$A$ be a $10*10$ matrix with complex entries s.t. all eigenvalues are non negative real and at least one eigenvalue is positive.

Question

Let $A$ be a $10 \times 10$ matrix with complex entries s.t. all eigenvalues are non negative real and at least one eigenvalue is positive. Then which of the following statements is always false?

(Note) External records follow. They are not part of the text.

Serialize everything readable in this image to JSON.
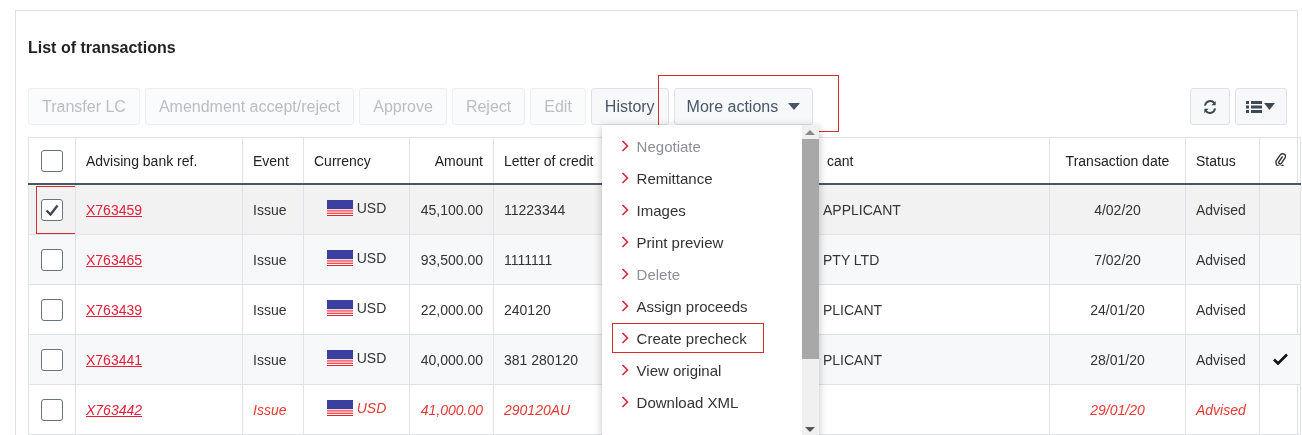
{
  "title": "List of transactions",
  "actions": [
    {
      "label": "Transfer LC",
      "disabled": true
    },
    {
      "label": "Amendment accept/reject",
      "disabled": true
    },
    {
      "label": "Approve",
      "disabled": true
    },
    {
      "label": "Reject",
      "disabled": true
    },
    {
      "label": "Edit",
      "disabled": true
    },
    {
      "label": "History",
      "disabled": false
    }
  ],
  "more_actions": {
    "label": "More actions",
    "annotated": true,
    "expanded": true
  },
  "menu": [
    {
      "label": "Negotiate",
      "disabled": true,
      "annotated": false
    },
    {
      "label": "Remittance",
      "disabled": false,
      "annotated": false
    },
    {
      "label": "Images",
      "disabled": false,
      "annotated": false
    },
    {
      "label": "Print preview",
      "disabled": false,
      "annotated": false
    },
    {
      "label": "Delete",
      "disabled": true,
      "annotated": false
    },
    {
      "label": "Assign proceeds",
      "disabled": false,
      "annotated": false
    },
    {
      "label": "Create precheck",
      "disabled": false,
      "annotated": true
    },
    {
      "label": "View original",
      "disabled": false,
      "annotated": false
    },
    {
      "label": "Download XML",
      "disabled": false,
      "annotated": false
    }
  ],
  "table": {
    "select_all": {
      "checked": false
    },
    "columns": [
      "Advising bank ref.",
      "Event",
      "Currency",
      "Amount",
      "Letter of credit",
      "cant",
      "Transaction date",
      "Status"
    ],
    "rows": [
      {
        "selected": true,
        "annotated": true,
        "alert": false,
        "ref": "X763459",
        "event": "Issue",
        "currency": "USD",
        "amount": "45,100.00",
        "lc": "11223344",
        "applicant": "APPLICANT",
        "date": "4/02/20",
        "status": "Advised",
        "attachment": false
      },
      {
        "selected": false,
        "annotated": false,
        "alert": false,
        "ref": "X763465",
        "event": "Issue",
        "currency": "USD",
        "amount": "93,500.00",
        "lc": "1111111",
        "applicant": "PTY LTD",
        "date": "7/02/20",
        "status": "Advised",
        "attachment": false
      },
      {
        "selected": false,
        "annotated": false,
        "alert": false,
        "ref": "X763439",
        "event": "Issue",
        "currency": "USD",
        "amount": "22,000.00",
        "lc": "240120",
        "applicant": "PLICANT",
        "date": "24/01/20",
        "status": "Advised",
        "attachment": false
      },
      {
        "selected": false,
        "annotated": false,
        "alert": false,
        "ref": "X763441",
        "event": "Issue",
        "currency": "USD",
        "amount": "40,000.00",
        "lc": "381 280120",
        "applicant": "PLICANT",
        "date": "28/01/20",
        "status": "Advised",
        "attachment": true
      },
      {
        "selected": false,
        "annotated": false,
        "alert": true,
        "ref": "X763442",
        "event": "Issue",
        "currency": "USD",
        "amount": "41,000.00",
        "lc": "290120AU",
        "applicant": "",
        "date": "29/01/20",
        "status": "Advised",
        "attachment": false
      }
    ]
  }
}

A. there is a matrix $B$ s.t. $AB-BA=B$

B.there is a matrix $B$ s.t. $AB-BA=A$

C.there is a matrix $B$ s.t. $AB+BA=A$

D.there is a matrix $B$ s.t. $AB+BA=B$

I am new comer in Liner algebra. I have studied finite dimensional vector space, eigen value eigen vector from a book of G. Strang. I have found this in a competitive exam. I have no idea how to tackle this question. Can anybody help to solve this problem.

Answer 1

Condition B is impossible to fulfill. To see this, take the trace of the equation. As $tr(AB)=tr(BA)$, if follows that in order to fulfill B, the trace of $A$ has to be zero.

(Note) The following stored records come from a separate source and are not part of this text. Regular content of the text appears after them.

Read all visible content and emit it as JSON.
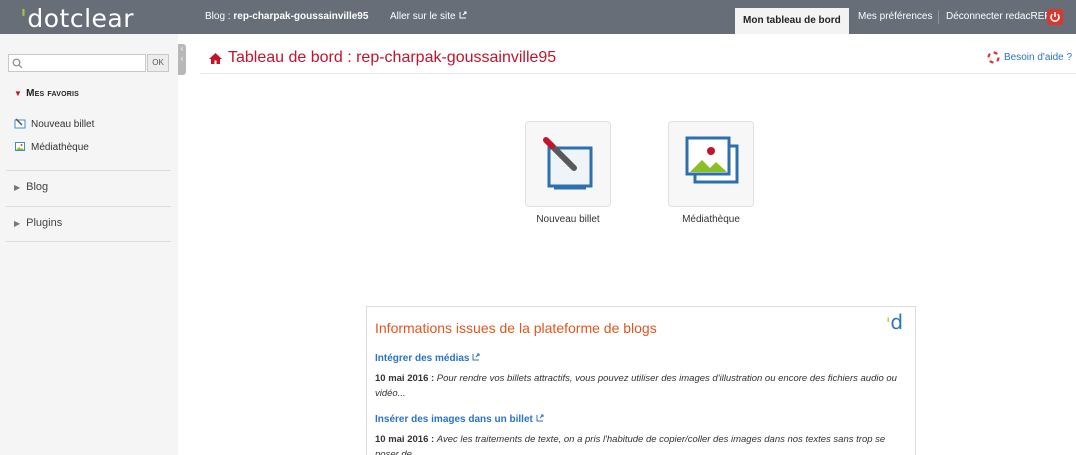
{
  "app": {
    "logo": "dotclear",
    "blog_label": "Blog : ",
    "blog_name": "rep-charpak-goussainville95",
    "goto_site": "Aller sur le site"
  },
  "topnav": {
    "dashboard": "Mon tableau de bord",
    "preferences": "Mes préférences",
    "logout": "Déconnecter redacREP"
  },
  "sidebar": {
    "search": {
      "value": "",
      "placeholder": "",
      "button": "OK"
    },
    "favorites_title": "Mes favoris",
    "favorites": [
      {
        "label": "Nouveau billet",
        "icon": "new-post-icon"
      },
      {
        "label": "Médiathèque",
        "icon": "media-icon"
      }
    ],
    "sections": [
      {
        "label": "Blog"
      },
      {
        "label": "Plugins"
      }
    ]
  },
  "main": {
    "title": "Tableau de bord : rep-charpak-goussainville95",
    "help": "Besoin d'aide ?",
    "tiles": [
      {
        "label": "Nouveau billet",
        "icon": "new-post-icon"
      },
      {
        "label": "Médiathèque",
        "icon": "media-icon"
      }
    ]
  },
  "news": {
    "title": "Informations issues de la plateforme de blogs",
    "items": [
      {
        "link": "Intégrer des médias",
        "date": "10 mai 2016 :",
        "text": "Pour rendre vos billets attractifs, vous pouvez utiliser des images d'illustration ou encore des fichiers audio ou vidéo..."
      },
      {
        "link": "Insérer des images dans un billet",
        "date": "10 mai 2016 :",
        "text": "Avec les traitements de texte, on a pris l'habitude de copier/coller des images dans nos textes sans trop se poser de"
      }
    ]
  },
  "colors": {
    "topbar": "#676e78",
    "accent": "#c4142b",
    "link": "#2a73c5",
    "news_title": "#e0561e",
    "logo_dot": "#a2cb3a"
  }
}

Now, the trace is the sum of the eigenvalues. By the assumptions, all eigenvalues are non-negative, with at least one of them is positive. Hence, the trace of $A$ is positive, and a matrix $B$ fulfilling B does not exist.

Answer 2

B can never be true, There exists an inverse of $A$, $A^{-1}$ (This step is wrong. For example the null matrix staisfies the conditions of the question, and is clearly non-invertible. For a correct answer, refer to the answer of daw)

multiply equation b) with $A^{-1}$ from the left, we are left with:

$B-A^{-1} B A= I$ with $I$ the identity. hence

$B-I=A^{-1} B A$

Take the trace on the left and righthand side. Matrices may be permuted cyclicly under the trace (i.e. $Tr(AB)=Tr(BA)$ for all $A$ and $B$) so we get:

$Tr(B-I)=Tr(B)$ And this equation can never be satisfied.